For a time it felt like this movie wasn’t ever going to materialise, shapeshifting more times than Mystique.
When news spread that director Josh Boone was intending to create Mutant horror film, this surgeon’s interests were piqued. Even with its YA moniker attached proved no obstacle for my expectations at the thought of a dark world to be explored. So it was with much disappointment that constant barriers were thrust in its way including the transition under the Disney umbrella with fears that it would soften the scare factor, the interest started to wane.
Despite this, I was still intent on seeing the final product, so when it finally surfaced this week, I propelled it to the top of my list and while it fell short in some areas, the end result is far from tragic with Boone serving up a decent film.
The concept follows Dani Moonstar (Psyche) played by Blu Hunt, a young Cheyenne girl whose village is attacked by an unknown entity. She awakens in a hospital under the guidance of Dr. Reyes, the only adult visible in the entire film. Joining Dani in the unit are a batch of young mutant misfits that promise to be a more credible group with super powers than The Dream Warriors could muster.
Making up the motley crew is Magik, a Russian with the power of teleportation, among other things, who serves as the needle in Dani’s back for most of the film and could seriously com across as two-dimensional, but thankfully Anya Taylor-Joy (The VVitch) manages to sharpen some further points to her character adding much needed dexterity.

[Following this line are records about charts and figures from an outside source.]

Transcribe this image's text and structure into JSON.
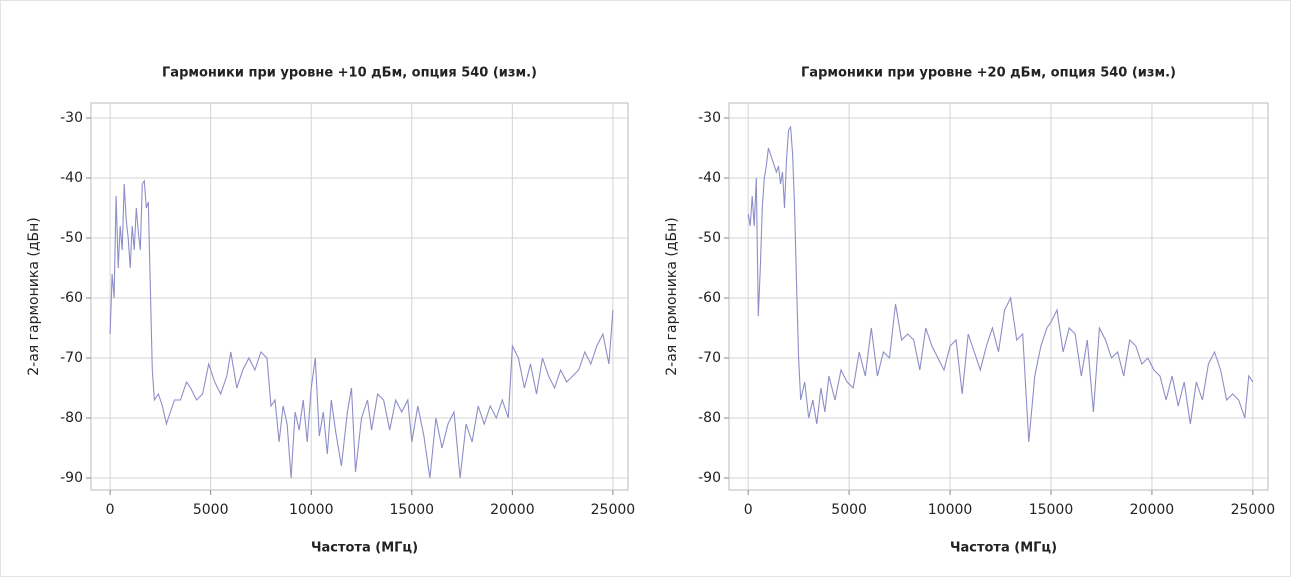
{
  "chart_data": [
    {
      "type": "line",
      "title": "Гармоники при уровне +10 дБм, опция 540 (изм.)",
      "xlabel": "Частота (МГц)",
      "ylabel": "2-ая гармоника (дБн)",
      "color": "#8e8ec8",
      "grid": true,
      "xlim": [
        -950,
        25750
      ],
      "ylim": [
        -92,
        -27.5
      ],
      "xticks": [
        0,
        5000,
        10000,
        15000,
        20000,
        25000
      ],
      "yticks": [
        -30,
        -40,
        -50,
        -60,
        -70,
        -80,
        -90
      ],
      "x": [
        0,
        100,
        200,
        300,
        400,
        500,
        600,
        700,
        800,
        900,
        1000,
        1100,
        1200,
        1300,
        1400,
        1500,
        1600,
        1700,
        1800,
        1900,
        2000,
        2100,
        2200,
        2400,
        2600,
        2800,
        3000,
        3200,
        3500,
        3800,
        4000,
        4300,
        4600,
        4900,
        5200,
        5500,
        5800,
        6000,
        6300,
        6600,
        6900,
        7200,
        7500,
        7800,
        8000,
        8200,
        8400,
        8600,
        8800,
        9000,
        9200,
        9400,
        9600,
        9800,
        10000,
        10200,
        10400,
        10600,
        10800,
        11000,
        11200,
        11500,
        11800,
        12000,
        12200,
        12500,
        12800,
        13000,
        13300,
        13600,
        13900,
        14200,
        14500,
        14800,
        15000,
        15300,
        15600,
        15900,
        16200,
        16500,
        16800,
        17100,
        17400,
        17700,
        18000,
        18300,
        18600,
        18900,
        19200,
        19500,
        19800,
        20000,
        20300,
        20600,
        20900,
        21200,
        21500,
        21800,
        22100,
        22400,
        22700,
        23000,
        23300,
        23600,
        23900,
        24200,
        24500,
        24800,
        25000
      ],
      "values": [
        -66,
        -56,
        -60,
        -43,
        -55,
        -48,
        -52,
        -41,
        -47,
        -50,
        -55,
        -48,
        -52,
        -45,
        -49,
        -52,
        -41,
        -40.5,
        -45,
        -44,
        -58,
        -72,
        -77,
        -76,
        -78,
        -81,
        -79,
        -77,
        -77,
        -74,
        -75,
        -77,
        -76,
        -71,
        -74,
        -76,
        -73,
        -69,
        -75,
        -72,
        -70,
        -72,
        -69,
        -70,
        -78,
        -77,
        -84,
        -78,
        -81,
        -90,
        -79,
        -82,
        -77,
        -84,
        -75,
        -70,
        -83,
        -79,
        -86,
        -77,
        -82,
        -88,
        -79,
        -75,
        -89,
        -80,
        -77,
        -82,
        -76,
        -77,
        -82,
        -77,
        -79,
        -77,
        -84,
        -78,
        -83,
        -90,
        -80,
        -85,
        -81,
        -79,
        -90,
        -81,
        -84,
        -78,
        -81,
        -78,
        -80,
        -77,
        -80,
        -68,
        -70,
        -75,
        -71,
        -76,
        -70,
        -73,
        -75,
        -72,
        -74,
        -73,
        -72,
        -69,
        -71,
        -68,
        -66,
        -71,
        -62
      ]
    },
    {
      "type": "line",
      "title": "Гармоники при уровне +20 дБм, опция 540 (изм.)",
      "xlabel": "Частота (МГц)",
      "ylabel": "2-ая гармоника (дБн)",
      "color": "#8e8ec8",
      "grid": true,
      "xlim": [
        -950,
        25750
      ],
      "ylim": [
        -92,
        -27.5
      ],
      "xticks": [
        0,
        5000,
        10000,
        15000,
        20000,
        25000
      ],
      "yticks": [
        -30,
        -40,
        -50,
        -60,
        -70,
        -80,
        -90
      ],
      "x": [
        0,
        100,
        200,
        300,
        400,
        500,
        600,
        700,
        800,
        900,
        1000,
        1200,
        1400,
        1500,
        1600,
        1700,
        1800,
        1900,
        2000,
        2100,
        2200,
        2300,
        2400,
        2500,
        2600,
        2800,
        3000,
        3200,
        3400,
        3600,
        3800,
        4000,
        4300,
        4600,
        4900,
        5200,
        5500,
        5800,
        6100,
        6400,
        6700,
        7000,
        7300,
        7600,
        7900,
        8200,
        8500,
        8800,
        9100,
        9400,
        9700,
        10000,
        10300,
        10600,
        10900,
        11200,
        11500,
        11800,
        12100,
        12400,
        12700,
        13000,
        13300,
        13600,
        13900,
        14200,
        14500,
        14800,
        15000,
        15300,
        15600,
        15900,
        16200,
        16500,
        16800,
        17100,
        17400,
        17700,
        18000,
        18300,
        18600,
        18900,
        19200,
        19500,
        19800,
        20100,
        20400,
        20700,
        21000,
        21300,
        21600,
        21900,
        22200,
        22500,
        22800,
        23100,
        23400,
        23700,
        24000,
        24300,
        24600,
        24800,
        25000
      ],
      "values": [
        -46,
        -48,
        -43,
        -48,
        -40,
        -63,
        -55,
        -45,
        -40,
        -38,
        -35,
        -37,
        -39,
        -38,
        -41,
        -39,
        -45,
        -37,
        -32,
        -31.5,
        -36,
        -45,
        -58,
        -70,
        -77,
        -74,
        -80,
        -77,
        -81,
        -75,
        -79,
        -73,
        -77,
        -72,
        -74,
        -75,
        -69,
        -73,
        -65,
        -73,
        -69,
        -70,
        -61,
        -67,
        -66,
        -67,
        -72,
        -65,
        -68,
        -70,
        -72,
        -68,
        -67,
        -76,
        -66,
        -69,
        -72,
        -68,
        -65,
        -69,
        -62,
        -60,
        -67,
        -66,
        -84,
        -73,
        -68,
        -65,
        -64,
        -62,
        -69,
        -65,
        -66,
        -73,
        -67,
        -79,
        -65,
        -67,
        -70,
        -69,
        -73,
        -67,
        -68,
        -71,
        -70,
        -72,
        -73,
        -77,
        -73,
        -78,
        -74,
        -81,
        -74,
        -77,
        -71,
        -69,
        -72,
        -77,
        -76,
        -77,
        -80,
        -73,
        -74
      ]
    }
  ]
}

Charlie Heaton (Stranger Things) is equally enjoyable on screen as Cannonball, a tortured soul with the power of jet propulsion. There are times that Heaton’s brooding presence appears to tap into James Dean’s aura with his performance, stealing the audience’s gaze with some subtle movements, which at times makes you wish he had more screen time.

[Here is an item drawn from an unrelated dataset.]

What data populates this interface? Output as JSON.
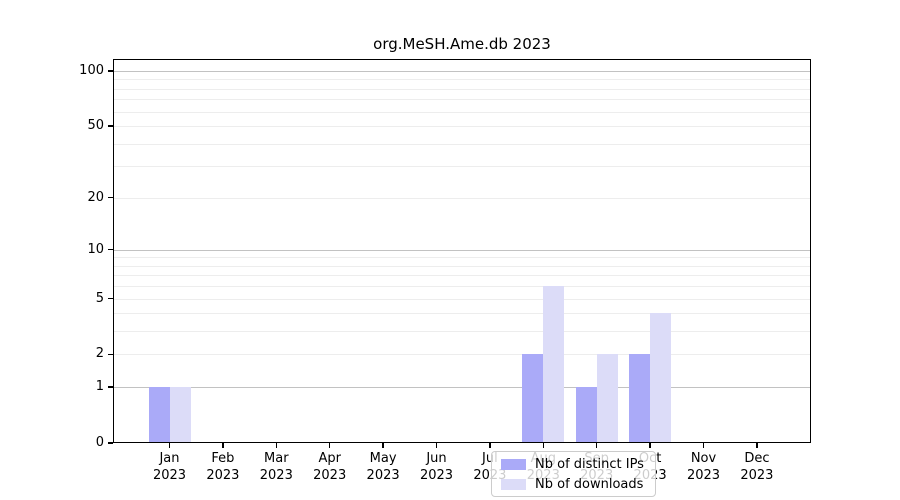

Henry Zaga’s (Teen Wolf) portrayal of Sunspot feels a little under cooked for a super hero who’s ability is to channel solar power, and as such feels the weaker of the group. If anything it’s Maisie Williams’ (Game of Thrones) performance of Wolfsbane, a mutant with lycanthrope abilities that outshines her counterparts with a beautiful blend of strength and vulnerability. She’s such a joy to watch and continues to deliver characters with so many layers and blends them with her own special touch.
All of this serves well for the narrative that forces this mismatched group together for a common cause when another unknown entity appears to be attacking their weaknesses. It’s one nagging point for me however, is that by placing Dani as our central protagonist and surrounding her with mystery, she has very little to do other than to serve as our narrator until her ability is able to be unleashed.
With all the promise of a horror film tied into the Marvel universe, The New Mutants suffers under the shroud of its YA genre and fails to deliver anything truly fearful.
It does however, serve a semi-decent psychological movie, tapping into the mindset of troubled youths imprisoned in a world where they must discover themselves in order to survive.